Is there a Mystery Behind the Death of Egyptian Nuclear Scientist in Morocco?

A cloud of mystery has been shadowing the death of Egyptian nuclear scientist Abu Bakr Abdel Moneim Ramadan who announced dead after attending an energy conference in Marrakech, Morocco.

a Mystery Behind the Death of Egyptian Nuclear Scientist in Morocco

Ramadan was head of the National Radiation Observatory Network at the Egyptian Nuclear and Radio-logical Regulatory Authority.

Egyptian Ambassador to Morocco Ashraf Ibrahim said Ramadan felt sick during the conference and went to his room.

Shortly after arriving to his room in a hotel in the tourist area of Agdal, Ramadan felt a severe health disorder and called room service to ask for medical assistance, however, he died upon arriving to a private clinic.

The public prosecutor in the Moroccan city of Marrakech ordered the autopsy of the body to know the real reasons leading to his death.

The Egyptian ambassador to Morocco explained that the embassy is following up with the Moroccan authorities since the death of Ramadan and will pursue procedures to return his body home.

Medical sources said that Ramadan felt stomach cramps before heading to the clinic where he died, and directed blood samples to a medical laboratory in Casablanca to see if the death was caused by poisoning.

The Egyptian expert had previously participated in official meetings with Arab environment ministers in 2014, and was tasked, along with other experts, in 2015, to study the potential effects of the nuclear reactors Bushehr in Iran and Dimona in Israel.

The autopsy said that Ramadan died of a heart stroke, however, many to many observers the probability that the Egyptian scientist has been assassinated by the Israeli Mossad is very strong.

In 2018, a new book written by Israeli investigative journalist Ronen Bergman titled ‘Rise and Kill First: The Secret History of Israel’s Targeted Assassinations’ was released. In the book, he referred to the Israeli assassination apparatus as “the most robust streamlined assassination machine in history”.

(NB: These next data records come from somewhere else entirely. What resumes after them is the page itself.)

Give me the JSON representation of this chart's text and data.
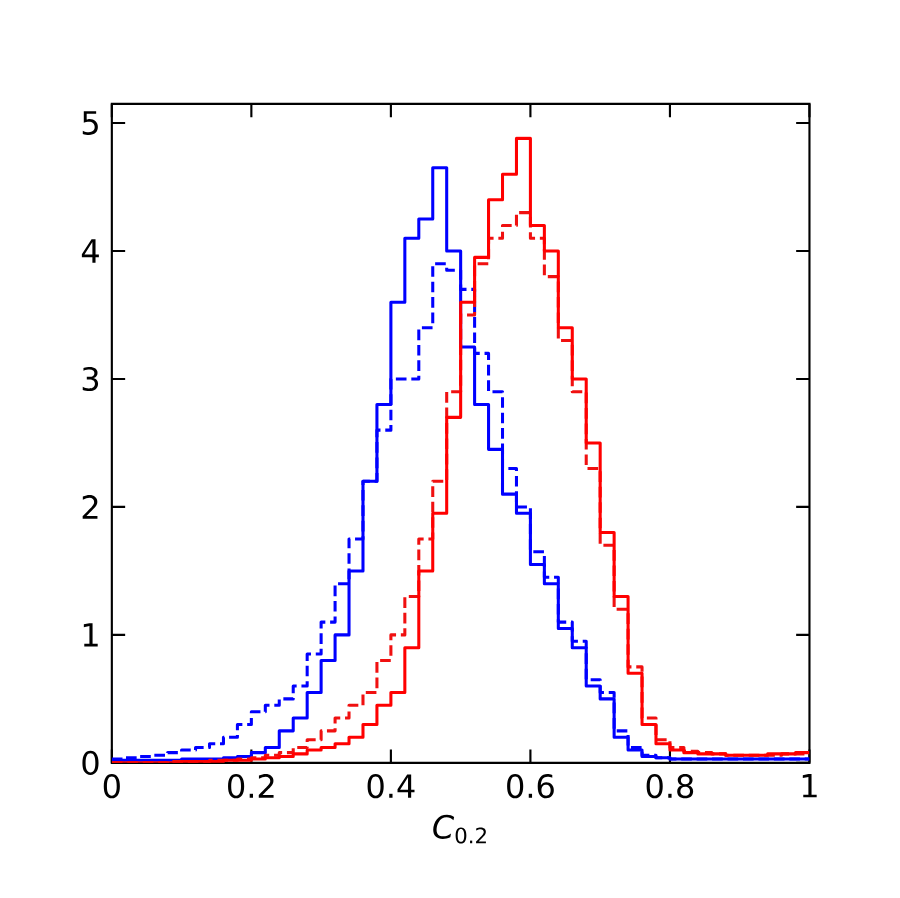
{
  "chart_data": {
    "type": "histogram",
    "xlabel": "*C*$_{0.2}$",
    "bins": [
      0,
      0.02,
      0.04,
      0.06,
      0.08,
      0.1,
      0.12,
      0.14,
      0.16,
      0.18,
      0.2,
      0.22,
      0.24,
      0.26,
      0.28,
      0.3,
      0.32,
      0.34,
      0.36,
      0.38,
      0.4,
      0.42,
      0.44,
      0.46,
      0.48,
      0.5,
      0.52,
      0.54,
      0.56,
      0.58,
      0.6,
      0.62,
      0.64,
      0.66,
      0.68,
      0.7,
      0.72,
      0.74,
      0.76,
      0.78,
      0.8,
      0.82,
      0.84,
      0.86,
      0.88,
      0.9,
      0.92,
      0.94,
      0.96,
      0.98,
      1.0
    ],
    "series": [
      {
        "color": "#0000ff",
        "line_style": "solid",
        "values": [
          0.02,
          0.02,
          0.02,
          0.02,
          0.02,
          0.03,
          0.03,
          0.03,
          0.04,
          0.05,
          0.08,
          0.12,
          0.25,
          0.35,
          0.55,
          0.8,
          1.0,
          1.5,
          2.2,
          2.8,
          3.6,
          4.1,
          4.25,
          4.65,
          4.0,
          3.25,
          2.8,
          2.45,
          2.1,
          1.95,
          1.55,
          1.4,
          1.05,
          0.9,
          0.6,
          0.5,
          0.2,
          0.1,
          0.05,
          0.04,
          0.03,
          0.03,
          0.03,
          0.03,
          0.03,
          0.03,
          0.03,
          0.03,
          0.03,
          0.03
        ]
      },
      {
        "color": "#0000ff",
        "line_style": "dashed",
        "values": [
          0.03,
          0.04,
          0.05,
          0.06,
          0.08,
          0.1,
          0.12,
          0.15,
          0.2,
          0.3,
          0.4,
          0.45,
          0.5,
          0.6,
          0.85,
          1.1,
          1.4,
          1.75,
          2.2,
          2.6,
          3.0,
          3.0,
          3.4,
          3.9,
          3.85,
          3.7,
          3.2,
          2.9,
          2.3,
          2.0,
          1.65,
          1.45,
          1.1,
          0.95,
          0.65,
          0.55,
          0.25,
          0.12,
          0.06,
          0.04,
          0.03,
          0.03,
          0.03,
          0.03,
          0.03,
          0.03,
          0.03,
          0.03,
          0.03,
          0.03
        ]
      },
      {
        "color": "#f01010",
        "line_style": "dashed",
        "values": [
          0,
          0,
          0,
          0,
          0.01,
          0.01,
          0.01,
          0.02,
          0.02,
          0.03,
          0.04,
          0.06,
          0.08,
          0.12,
          0.18,
          0.25,
          0.35,
          0.45,
          0.55,
          0.8,
          1.0,
          1.3,
          1.75,
          2.2,
          2.9,
          3.5,
          3.9,
          4.1,
          4.2,
          4.3,
          4.1,
          3.8,
          3.3,
          2.9,
          2.3,
          1.7,
          1.2,
          0.75,
          0.35,
          0.18,
          0.12,
          0.09,
          0.08,
          0.07,
          0.06,
          0.06,
          0.06,
          0.06,
          0.07,
          0.07
        ]
      },
      {
        "color": "#ff0000",
        "line_style": "solid",
        "values": [
          0,
          0,
          0,
          0,
          0,
          0.01,
          0.01,
          0.01,
          0.02,
          0.02,
          0.03,
          0.04,
          0.05,
          0.07,
          0.1,
          0.12,
          0.15,
          0.2,
          0.3,
          0.45,
          0.55,
          0.9,
          1.5,
          1.95,
          2.7,
          3.6,
          3.95,
          4.4,
          4.6,
          4.88,
          4.2,
          4.0,
          3.4,
          3.0,
          2.5,
          1.8,
          1.3,
          0.7,
          0.3,
          0.15,
          0.1,
          0.08,
          0.07,
          0.07,
          0.06,
          0.06,
          0.06,
          0.07,
          0.07,
          0.08
        ]
      }
    ],
    "xlim": [
      0,
      1
    ],
    "ylim": [
      0,
      5.15
    ],
    "xticks": [
      0,
      0.2,
      0.4,
      0.6,
      0.8,
      1
    ],
    "yticks": [
      0,
      1,
      2,
      3,
      4,
      5
    ]
  }
}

In fact, nuclear scientists, in particular, are a real threat to Israel. For a country that is currently in a state of ‘nuclear ambiguity’, that is, its possible possession of nuclear weapons has yet not been made clear, it would be dangerous to have an Arab neighbour with the same kind of weaponry.

In the late 1950’s, there was an incident of German scientists coming to Egypt to built missiles. General Isam Al Din Mohamed Khalil was appointed by President Nasser to coordinate the program.

Once the news reached Mossad, Israel’s national intelligence agency, there was “an atmosphere of near panic”, according to a Mossad internal report.

David Ben-Gurion, the former Prime Minister of Israel, called for urgent conferences at the highest plan to figure out a plan: to kidnap or eliminate the German scientists. Eventually, after numerous attempts, the Mossad managed to recruit agents inside the project to bring it to a halt.

Other attempts were directed at very bright Egyptian nuclear scientists, such as Dr. Yahya El Mashad. El Mashad, who headed the nuclear program in the late 70s, was found dead in his room at the Le Meridien hotel in Paris in 1980.

Another incident was directed at Sameera Moussa, who was involved in a car crash in the United States in 1952 after receiving permission to visit top-secret US atomic facilities and was getting ready to return back home. Sameera was working to promote peaceful uses of nuclear energy and to achieve nuclear disarmament around the world.

Dr Ali Moustafa Pasha, the Egyptian theoretical physicist and who Albert Einstein called a “genius”, was also found dead under ‘mysterious circumstances’ in 1950, which prompted press reports to speculate that the Mossad was behind it, yet there are no clear proofs yet.

In August this year, a Syrian rocket scientist named Aziz Asbar was also killed by a car bomb. A senior official from a Middle East intelligence agency told The New York Times that “it was at least the fourth assassination mission by Israel in three years against an enemy weapons engineer”.

The Scientific Studies and Research Center facility in Syria also faced an explosion in 2007, killing 15 Syrians and number of Iranians, yet Israel did not claim responsibility.

In these troubling times of war and destruction in the Middle East, it is always important to not forget that there are other wars – other than terrorism – that should also be fought against, and that is the development and protection of the future scientists in the region.